High Wycombe Grammar School

By William Morris

A correspondent having written to our Committee informing us that the Charity Commissioners had agreed to a plan for pulling down and reconstructing the buildings of High Wycombe Grammar School, we deputed one of our members to visit and report on them: the information we have received from him seems so important that I venture to address you on the subject.

The building that originally stood on the site was a leper hospital, founded in or before the twelfth century; at the Dissolution alterations were made in it to fit it for a grammar school. What building was then done was modernized in the present century, but there still remains a late Norman hall, of about 64 ft. by 32 ft., of five bays, with piers and arches quite complete, the capitals well carved and in good condition; this has been turned into the head master's house, and has had afloor built at the level of the springing of the arches and been otherwise cut up into living rooms. There is a chapel built at right angles to this hall, which was shortened at the time of the Dissolution and otherwise modernized, but still retains some good Decorated windows.

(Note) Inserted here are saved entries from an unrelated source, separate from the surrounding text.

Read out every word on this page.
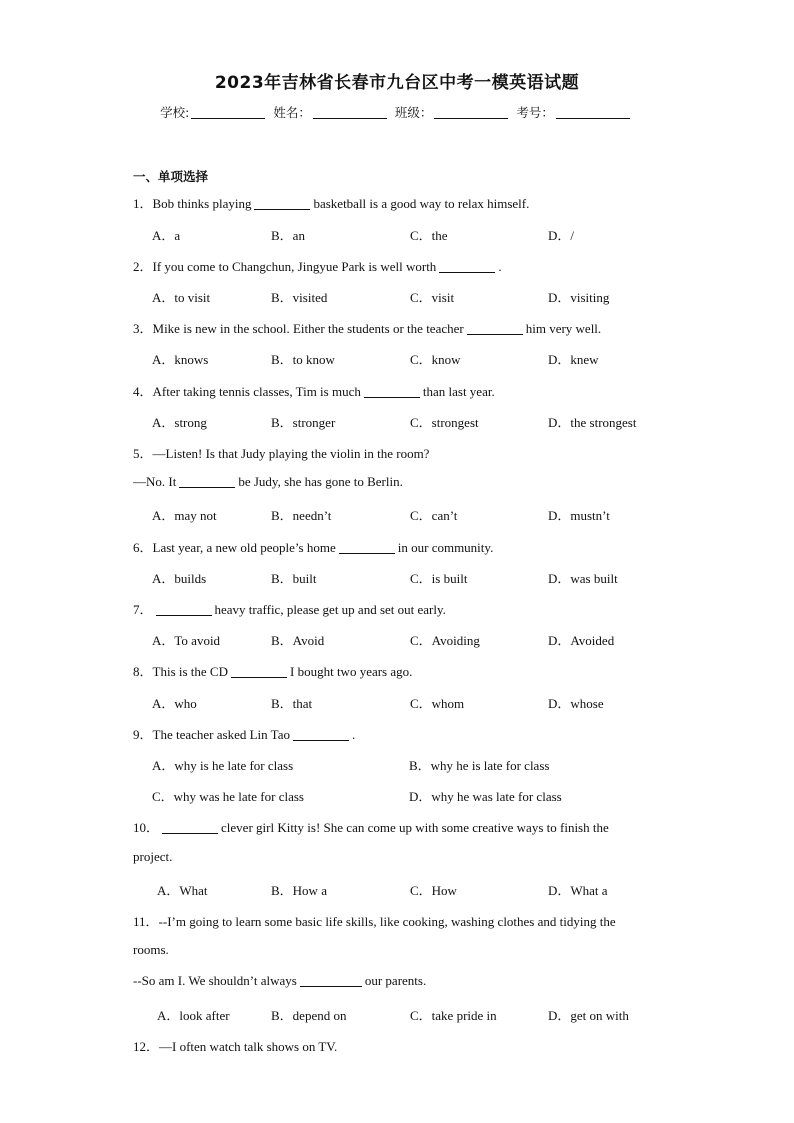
2023年吉林省长春市九台区中考一模英语试题
学校:	姓名：	班级：	考号：
一、单项选择
1．Bob thinks playing	basketball is a good way to relax himself.
A．a	B．an	C．the	D．/
2．If you come to Changchun, Jingyue Park is well worth	.
A．to visit	B．visited	C．visit	D．visiting
3．Mike is new in the school. Either the students or the teacher	him very well.
A．knows	B．to know	C．know	D．knew
4．After taking tennis classes, Tim is much	than last year.
A．strong	B．stronger	C．strongest	D．the strongest
5．—Listen! Is that Judy playing the violin in the room?
—No. It	be Judy, she has gone to Berlin.
A．may not	B．needn’t	C．can’t	D．mustn’t
6．Last year, a new old people’s home	in our community.
A．builds	B．built	C．is built	D．was built
7．	heavy traffic, please get up and set out early.
A．To avoid	B．Avoid	C．Avoiding	D．Avoided
8．This is the CD	I bought two years ago.
A．who	B．that	C．whom	D．whose
9．The teacher asked Lin Tao	.
A．why is he late for class	B．why he is late for class
C．why was he late for class	D．why he was late for class
10．	clever girl Kitty is! She can come up with some creative ways to finish the
project.
A．What	B．How a	C．How	D．What a
11．--I’m going to learn some basic life skills, like cooking, washing clothes and tidying the
rooms.
--So am I. We shouldn’t always	our parents.
A．look after	B．depend on	C．take pride in	D．get on with
12．—I often watch talk shows on TV.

Thus we have left us a Norman hall in good condition, except for its external walls, of little less importance as a work of art than the celebrated hall of Oakham Castle, and most valuable to archaeology, as showing the arrangement of an early medieval hospital, but which is apparently almost unknown to our architects and antiquaries, owing probably to its entanglement with a dwelling house.

Now this beautiful and interesting work of art, which in France would certainly have been scheduled as a national monument, and surely in England is nothing less than that, is to be pulled down simply for the value of the ground it stands on. This seems to me such a causeless loss of valuable property that I think the Charity Commissioners might be appealed to to reconsider the scheme they have sanctioned. Would not the help of a little thought and a good architect enable the school to make the ancient hall a part of their buildings? Or if this be impossible, could not the town and the neighbouring landowners, aided, if necessary, by a general subscription, buy the building and its site from the school, clear away the modern lumber from the hall, and use it as a library or museum or other public building for the town?

Surely if it were known that High Wycombe possessed one of the best of the very few domestic buildings of the Norman period yet left in England, many people would visit that town who are not at present likely to come near it.

Letter to Athenaeum, 10 December 1881.